Öte yandan yılın ilk dokuz ayında Türkiye’nin çelik tüketimi %18,5 artışla 29 milyon mt oldu. Ancak bu tüketimin büyük bir kısmının ithalat yoluyla karşılandığı, ithalatın tüketim içindeki payının da yılın ilk 9 ayında önceki yılın aynı dönemine kıyasla neredeyse yatay seyrederek %49,7 seviyesinde kaydedildiği görülüyor. Yayan ithalatın geldiği nokta konusunda “Şimdiye kadar hiç ithalat yapmadığımız Mısır’dan bile serbest ticaret anlaşmaları sayesinde 230.000 mt ithalat yapar duruma geldik, Endonezya’da filmaşin konusunda bir ihracat atağı var, bu ihracatın bir kısmı da orada yerleşik Çinli firmalardan geliyor,” yorumunu yaptı.
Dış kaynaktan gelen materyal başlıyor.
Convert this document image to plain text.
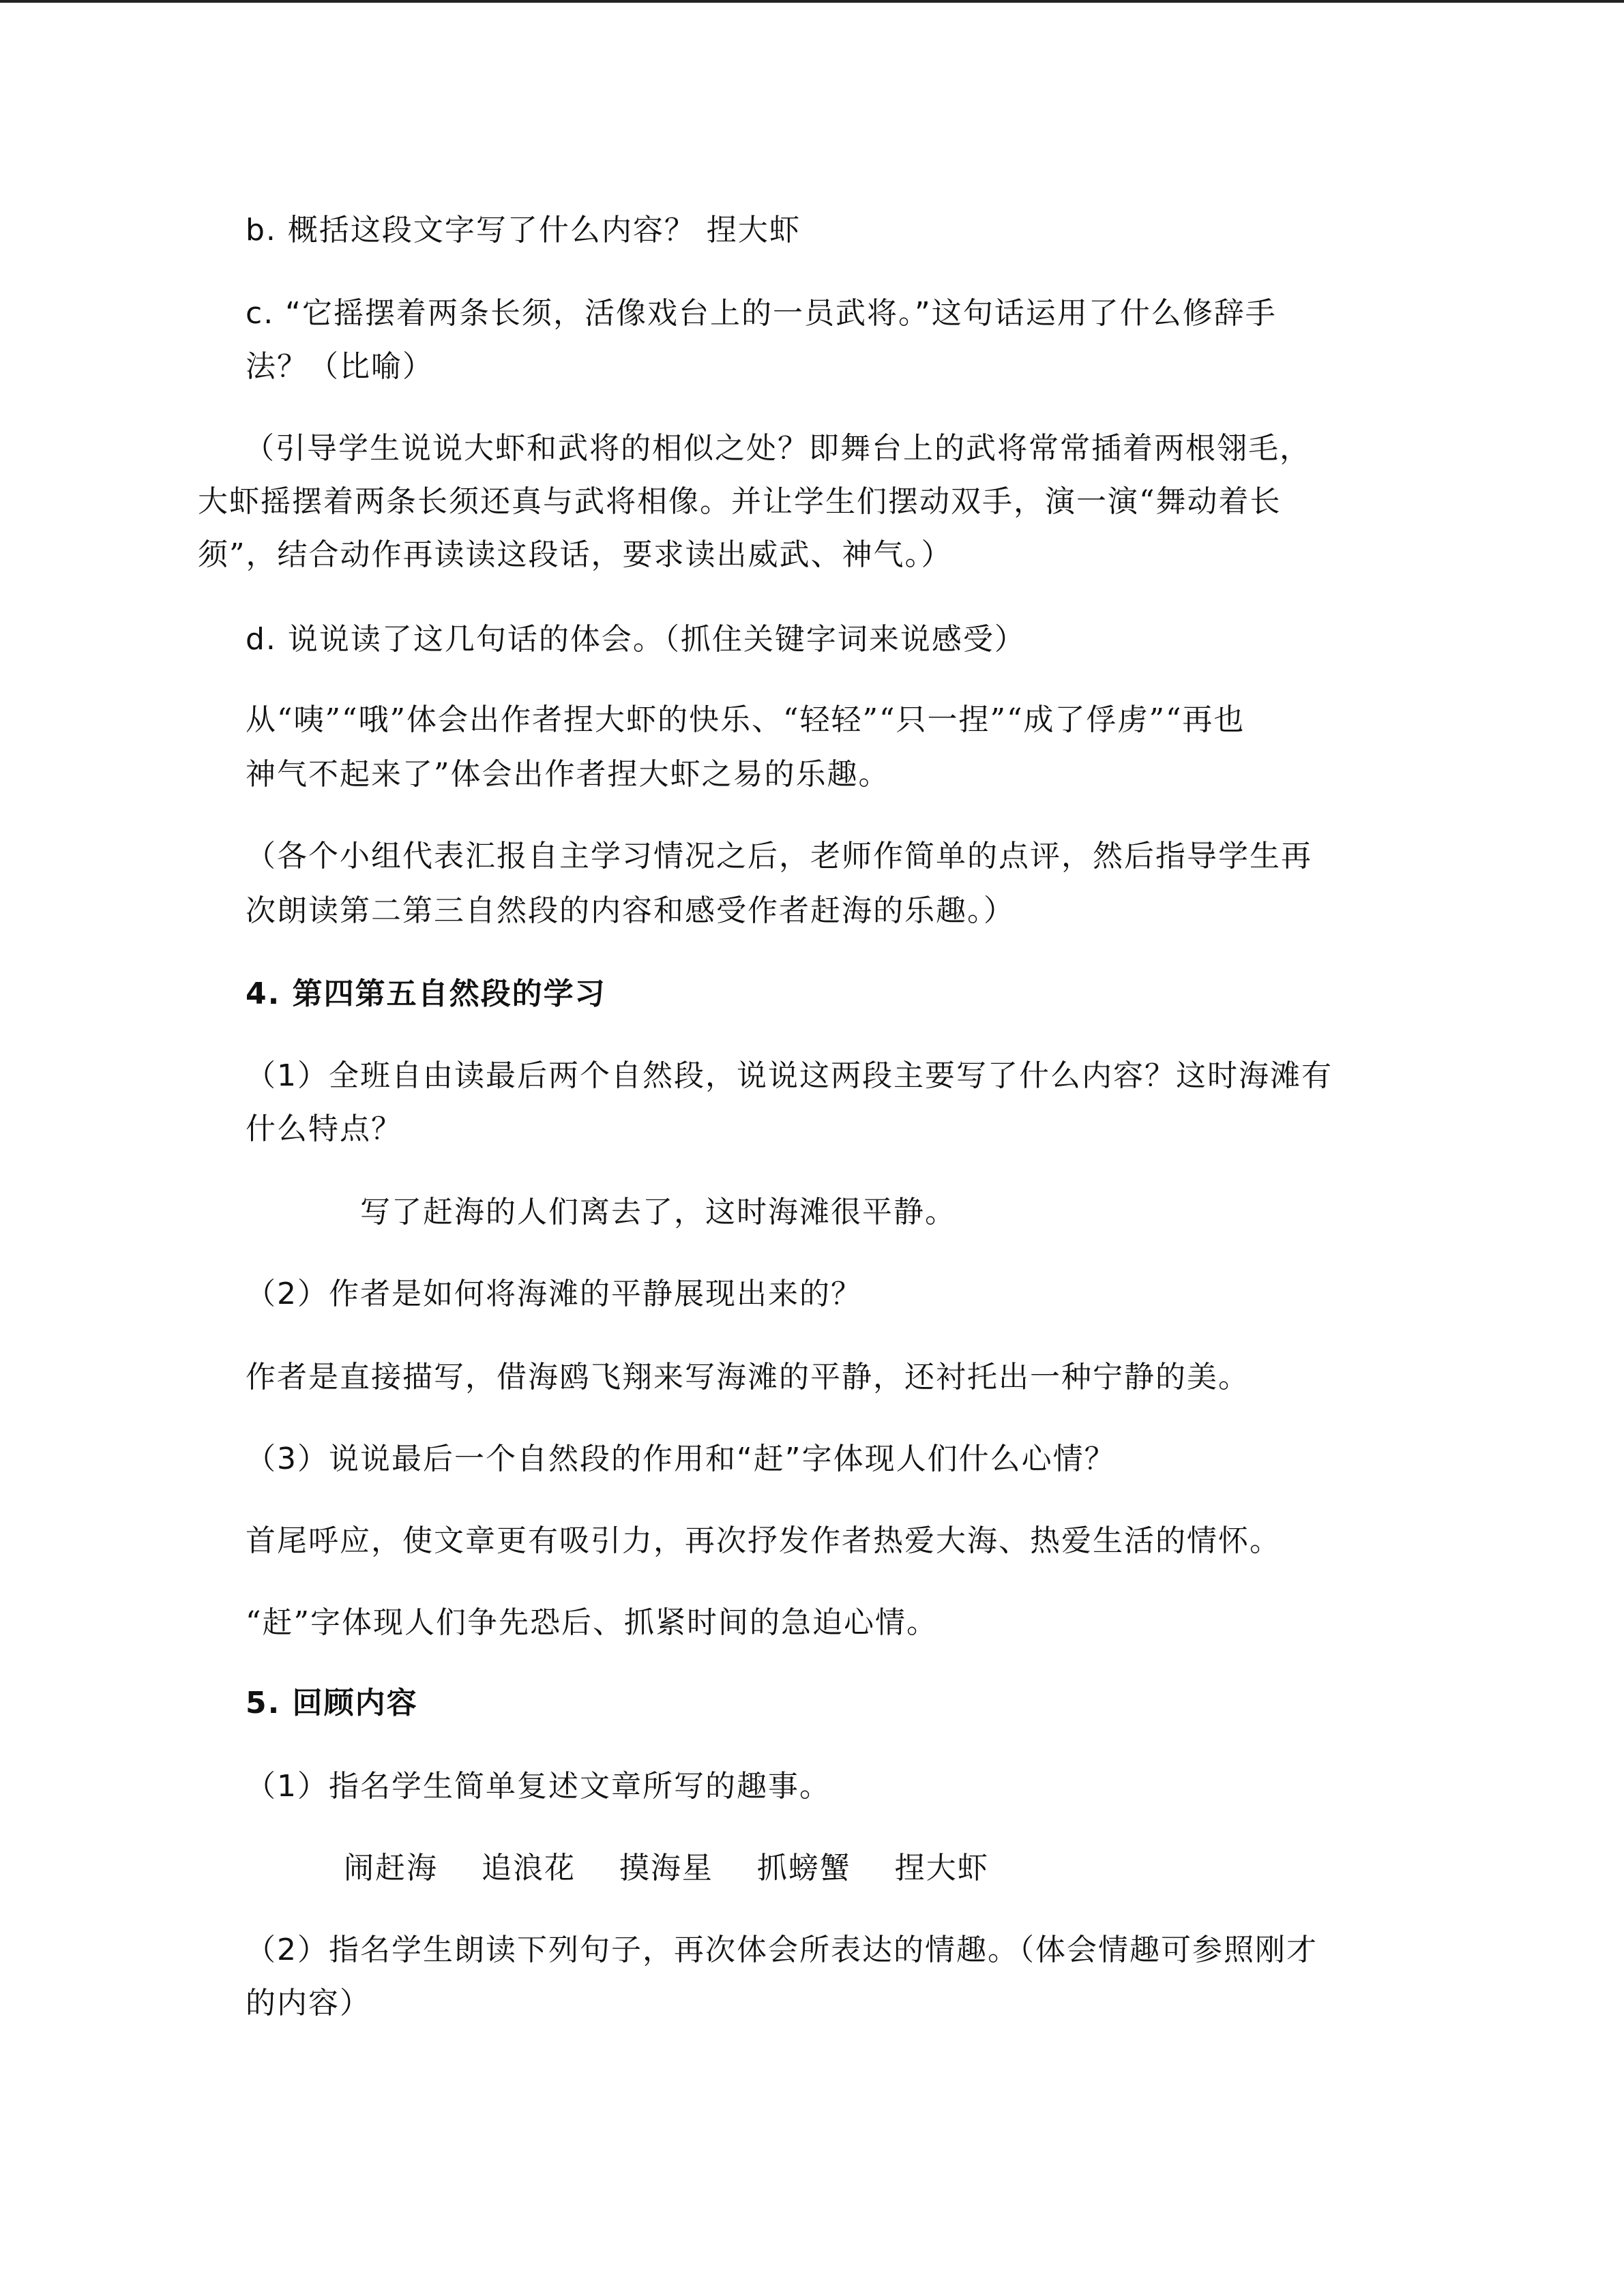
b. 概括这段文字写了什么内容？ 捏大虾
c. “它摇摆着两条长须，活像戏台上的一员武将。”这句话运用了什么修辞手
法？（比喻）
（引导学生说说大虾和武将的相似之处？即舞台上的武将常常插着两根翎毛，
大虾摇摆着两条长须还真与武将相像。并让学生们摆动双手，演一演“舞动着长
须”，结合动作再读读这段话，要求读出威武、神气。）
d. 说说读了这几句话的体会。（抓住关键字词来说感受）
从“咦”“哦”体会出作者捏大虾的快乐、“轻轻”“只一捏”“成了俘虏”“再也
神气不起来了”体会出作者捏大虾之易的乐趣。
（各个小组代表汇报自主学习情况之后，老师作简单的点评，然后指导学生再
次朗读第二第三自然段的内容和感受作者赶海的乐趣。）
4. 第四第五自然段的学习
（1）全班自由读最后两个自然段，说说这两段主要写了什么内容？这时海滩有
什么特点？
写了赶海的人们离去了，这时海滩很平静。
（2）作者是如何将海滩的平静展现出来的？
作者是直接描写，借海鸥飞翔来写海滩的平静，还衬托出一种宁静的美。
（3）说说最后一个自然段的作用和“赶”字体现人们什么心情？
首尾呼应，使文章更有吸引力，再次抒发作者热爱大海、热爱生活的情怀。
“赶”字体现人们争先恐后、抓紧时间的急迫心情。
5. 回顾内容
（1）指名学生简单复述文章所写的趣事。
闹赶海    追浪花    摸海星    抓螃蟹    捏大虾
（2）指名学生朗读下列句子，再次体会所表达的情趣。（体会情趣可参照刚才
的内容）
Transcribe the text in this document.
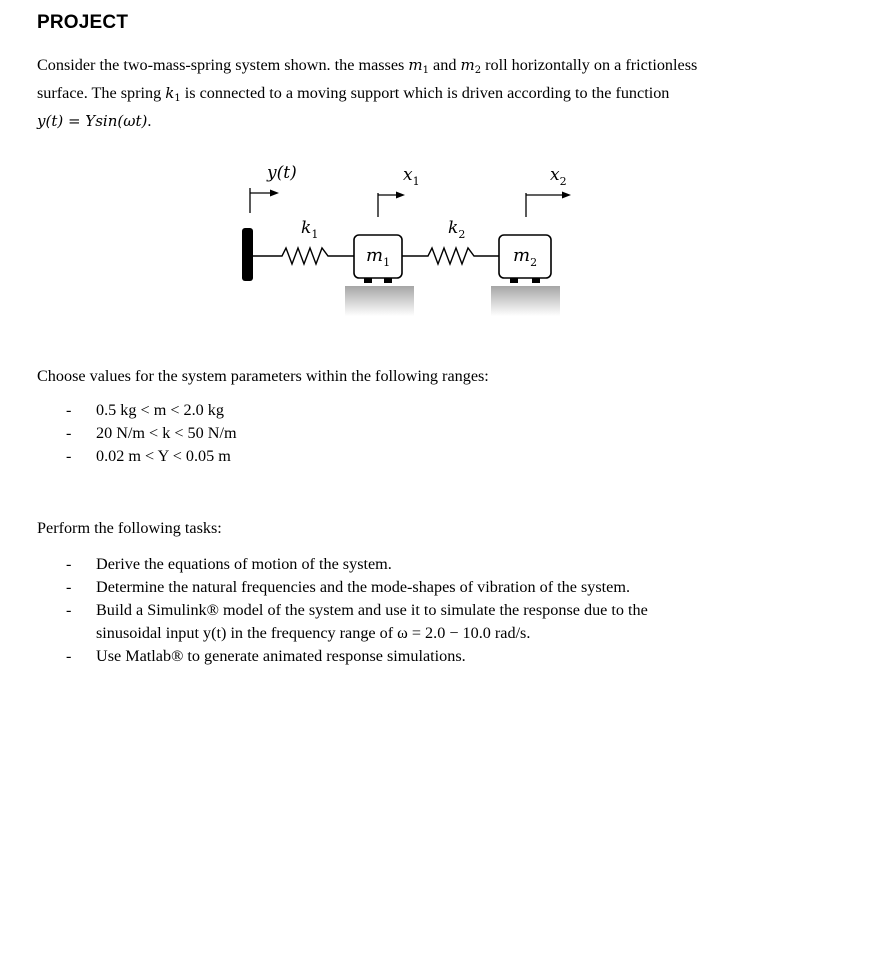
PROJECT
Consider the two-mass-spring system shown. the masses $m_1$ and $m_2$ roll horizontally on a frictionless
surface. The spring $k_1$ is connected to a moving support which is driven according to the function
y(t) = Ysin(ωt).
y(t)	$x_1$	$x_2$
$k_1$	$k_2$
$m_1$	$m_2$
Choose values for the system parameters within the following ranges:
- 0.5 kg < m < 2.0 kg
- 20 N/m < k < 50 N/m
- 0.02 m < Y < 0.05 m
Perform the following tasks:
- Derive the equations of motion of the system.
- Determine the natural frequencies and the mode-shapes of vibration of the system.
- Build a Simulink® model of the system and use it to simulate the response due to the
sinusoidal input y(t) in the frequency range of ω = 2.0 − 10.0 rad/s.
- Use Matlab® to generate animated response simulations.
Nihai ürün üretiminde yassı ürünün payının giderek daha fazla ağırlık kazanmaya başladığını belirten Yayan, yassı ve uzun mamul üretimi arasındaki farkın geçen yıla göre biraz daha büyük olduğunu, yassı mamulün toplam üretimdeki ağırlığını artırmaya devam edeceğini söyledi. Yayan, özellikle yassı mamul segmentinde devreye girecek yeni kapasitelerin 2024 yılında ithalat yoğunluğunu azaltma yönünde pozitif etki etmesinin ümit edildiğini ifade etti.
Vergi soruşturmaları sonucunda ithalatın azalması halinde kapasite kullanım oranlarının nasıl etkileneceği sorusuna cevaben, TÇÜD yetkilisi, tüketim miktarına bakıldığında kapasite kullanım oranlarının aslında %75-80 civarında dalgalanması gerektiğini ifade etti. Yayan, “Tüketimin yılın tamamında 38-40 milyon mt’a ulaşması %10’un üzerinde bir artış anlamına gelir, bu da üretime yansırsa üretim 45 milyon mt civarında gerçekleşir ve kapasite kullanım oranı %75 olur,” şeklinde konuştu.